SINGLE CONDITION := SINGLE ACTION; CONDITION#1,CONDITION#2, ..., CONDITION#n := SINGLE ACTION; CONDITION := ACTION#1, ACTION#2, ..., ACTION#n; CONDITION#1,CONDITION#2, ..., CONDITION#n := ACTION#1, ACTION#2, ..., ACTION#n;
Special symbols are used in the CONDITION and the ACTION field:
- > indicates suffixation
- >> indicates suffixation after a blank space
- < indicates prefixation
- << indicates prefixation before a blank space
- : indicates replacement
For further information on other symbols, see Ph-rules, A-rules or S-rules.
When to use Ph-rules, A-rules or S-rules
- Ph-rules must be used when the transformations affect isolated characters or isolated strings of characters. The transformations are rather at the surface level and do not affect the structure of the word or of the phrase.
- A-rules must be used when the transformations generate inflections of the base form. They should be used only when the transformations may be expressed by prefixation, infixation or suffixation. In any case, the transformation must affect only the structure of the word, but the structure of the phrase is to be preserved. In that sense, a-rules must never be used when a new word is introduced in the syntactic structure (as in the formation of compounds).
- S-rules must be used when the transformations affect the structure of the phrase, as in the generation of compounds (including compound tenses and periphrastic constructions). They are also used to describe syntactic behaviour such as word order, agreement and government.
Observations
- Ph-rules and A-rules do not generate new words but only modify the existing ones.
- The A-rule "FUT:="will"<<0;" (i.e, generate "will" as a prefix to the base form in case of future) will transform "love" into "will love", which will be considered, however, as a single word and not as a compound. Notice that this is the reason why compound tenses must never be generated through A-rules; otherwise, the negative form "will not love", in which "not" should be generated between the auxiliary verb and the main verb, would never be possible.
- S-rules are not necessarily constrained about the word order.
- The S-rule "MTW:=VA("into account");" just indicates that the multi-word expression requires the generation of the string "into account" as an adjunct to the base form.
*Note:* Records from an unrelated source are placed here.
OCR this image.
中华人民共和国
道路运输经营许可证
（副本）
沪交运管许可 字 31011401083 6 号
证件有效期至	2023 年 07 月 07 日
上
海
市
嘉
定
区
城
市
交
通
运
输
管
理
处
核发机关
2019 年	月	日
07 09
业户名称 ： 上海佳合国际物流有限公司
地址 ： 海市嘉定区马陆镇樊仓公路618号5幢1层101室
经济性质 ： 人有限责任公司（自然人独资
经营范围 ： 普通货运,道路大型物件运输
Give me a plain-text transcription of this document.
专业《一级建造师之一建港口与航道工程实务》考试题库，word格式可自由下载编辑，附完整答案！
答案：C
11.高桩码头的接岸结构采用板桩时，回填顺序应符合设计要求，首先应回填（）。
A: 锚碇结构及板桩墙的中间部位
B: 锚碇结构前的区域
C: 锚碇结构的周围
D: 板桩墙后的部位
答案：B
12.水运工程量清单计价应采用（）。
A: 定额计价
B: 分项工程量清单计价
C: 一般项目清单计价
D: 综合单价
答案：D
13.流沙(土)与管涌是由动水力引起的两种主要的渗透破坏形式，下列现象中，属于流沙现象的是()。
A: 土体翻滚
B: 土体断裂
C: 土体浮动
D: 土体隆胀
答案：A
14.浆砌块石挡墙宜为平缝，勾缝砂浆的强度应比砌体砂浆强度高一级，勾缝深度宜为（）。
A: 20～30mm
It does not indicate whether the adjunct should be generated at the left or at the right side of the base form. In order to explicitly indicate that, the symbols ">", ">>", "<", "<<" may be used: "MTW:=VA(>>,"into account")". When the information on word order is absent, the system follows the default rule, which is defined in the grammar. As in English the default for verb adjuncts (VA) is ">>", there is no need to indicate the order in adjuncts that are generated to the right after a blank space.